Prince Harry loses appeal in the Supreme Court over security protection in the United Kingdom

Prince Harry has lost a High Court case against the government over the level of security protection for him when in the UK.

The Duke of Sussex was trying to overturn a ruling that saw his security status downgraded after he stopped being a “working royal”.

His lawyers said there was injustice in how the decision was made.

The Interior Ministry said earlier that his security was determined on a case-by-case basis.

Last December, when the appeal was lodged, Home Office lawyers told the High Court that Prince Harry would still have publicly funded police security, but these would be “ad hoc arrangements, tailored to him”, rather than the automatic security provided for full security. – Working time of royal family members.

Most of the legal proceedings, covering security arrangements for high-profile figures, were held privately in December, with retired High Court judge Sir Peter Lane handing down the ruling on Wednesday morning.
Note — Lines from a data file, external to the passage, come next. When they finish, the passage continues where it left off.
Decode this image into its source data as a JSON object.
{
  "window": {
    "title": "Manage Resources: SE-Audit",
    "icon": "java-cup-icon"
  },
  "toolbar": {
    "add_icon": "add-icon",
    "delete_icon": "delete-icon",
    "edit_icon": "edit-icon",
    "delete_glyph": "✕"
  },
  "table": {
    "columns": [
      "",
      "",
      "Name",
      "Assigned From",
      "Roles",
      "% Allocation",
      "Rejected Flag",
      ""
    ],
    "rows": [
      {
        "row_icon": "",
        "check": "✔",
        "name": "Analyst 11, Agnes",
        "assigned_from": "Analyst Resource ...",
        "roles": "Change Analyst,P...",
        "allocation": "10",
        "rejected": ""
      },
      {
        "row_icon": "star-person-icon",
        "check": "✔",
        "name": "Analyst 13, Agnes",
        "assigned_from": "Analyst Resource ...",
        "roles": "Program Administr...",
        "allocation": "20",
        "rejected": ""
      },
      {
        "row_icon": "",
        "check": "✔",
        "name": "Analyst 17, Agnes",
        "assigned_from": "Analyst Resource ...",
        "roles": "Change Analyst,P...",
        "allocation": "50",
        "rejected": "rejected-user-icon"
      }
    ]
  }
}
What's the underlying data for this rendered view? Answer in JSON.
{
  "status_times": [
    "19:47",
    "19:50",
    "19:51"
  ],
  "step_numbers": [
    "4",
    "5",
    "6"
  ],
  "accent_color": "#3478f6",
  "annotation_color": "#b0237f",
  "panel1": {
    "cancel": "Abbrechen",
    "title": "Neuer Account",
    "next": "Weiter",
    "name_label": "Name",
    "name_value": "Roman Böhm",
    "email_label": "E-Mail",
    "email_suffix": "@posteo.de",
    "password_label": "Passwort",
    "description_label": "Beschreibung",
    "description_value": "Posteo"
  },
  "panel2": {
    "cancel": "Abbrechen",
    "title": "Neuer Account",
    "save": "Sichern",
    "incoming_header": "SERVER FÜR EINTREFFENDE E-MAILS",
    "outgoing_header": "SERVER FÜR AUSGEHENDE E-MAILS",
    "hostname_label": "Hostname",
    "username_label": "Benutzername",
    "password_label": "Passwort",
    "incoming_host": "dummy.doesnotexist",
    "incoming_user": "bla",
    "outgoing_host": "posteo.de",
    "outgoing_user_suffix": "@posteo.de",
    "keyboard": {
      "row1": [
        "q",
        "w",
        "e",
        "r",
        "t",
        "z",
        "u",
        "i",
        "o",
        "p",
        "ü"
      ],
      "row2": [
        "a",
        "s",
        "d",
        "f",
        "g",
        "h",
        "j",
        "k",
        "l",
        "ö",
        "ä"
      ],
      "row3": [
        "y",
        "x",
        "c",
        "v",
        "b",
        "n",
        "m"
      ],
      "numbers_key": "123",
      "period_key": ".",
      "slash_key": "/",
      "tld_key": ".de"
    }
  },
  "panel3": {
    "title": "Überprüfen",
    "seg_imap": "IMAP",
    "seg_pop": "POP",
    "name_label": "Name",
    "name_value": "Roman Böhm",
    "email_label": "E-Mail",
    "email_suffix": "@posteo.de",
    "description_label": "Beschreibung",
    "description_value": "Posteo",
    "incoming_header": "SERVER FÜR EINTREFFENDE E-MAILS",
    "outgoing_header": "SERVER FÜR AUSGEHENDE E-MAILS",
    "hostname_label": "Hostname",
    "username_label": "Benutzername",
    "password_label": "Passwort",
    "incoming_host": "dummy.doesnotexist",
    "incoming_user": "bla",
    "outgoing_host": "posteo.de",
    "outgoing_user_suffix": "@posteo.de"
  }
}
The ruling could have implications for the Duke's future visits to the UK, as he previously said the lower level of security made it difficult to bring his family into the country.

In the ruling, Sir Peter dismissed the Duke's case, arguing that there was no illegality in reaching the decision to downgrade Prince Harry's security status, and that any departure from policy was justified.

It found that the decision was not unreasonable, nor was it tainted by procedural injustice.

The Ravec, or Royal Executive and VIP Committee, arranges security for members of the royal family and other dignitaries. Responsibility was delegated to the Home Office, and involved the Metropolitan Police, the Cabinet Office, and the Royal Household.

The ruling also concluded that the “ad hoc process” that Ravik devised for Prince Harry “was and remains legally sound.”

Last year, Prince Harry lost a legal bid to be allowed to make special payments for police protection when he was visiting the UK, in a case that also focused on concerns about reduced security since he stopped working full-time in the royal family.

Prince Harry, who did not attend the hearing in December, lives in the United States with his wife, Meghan, and their two children.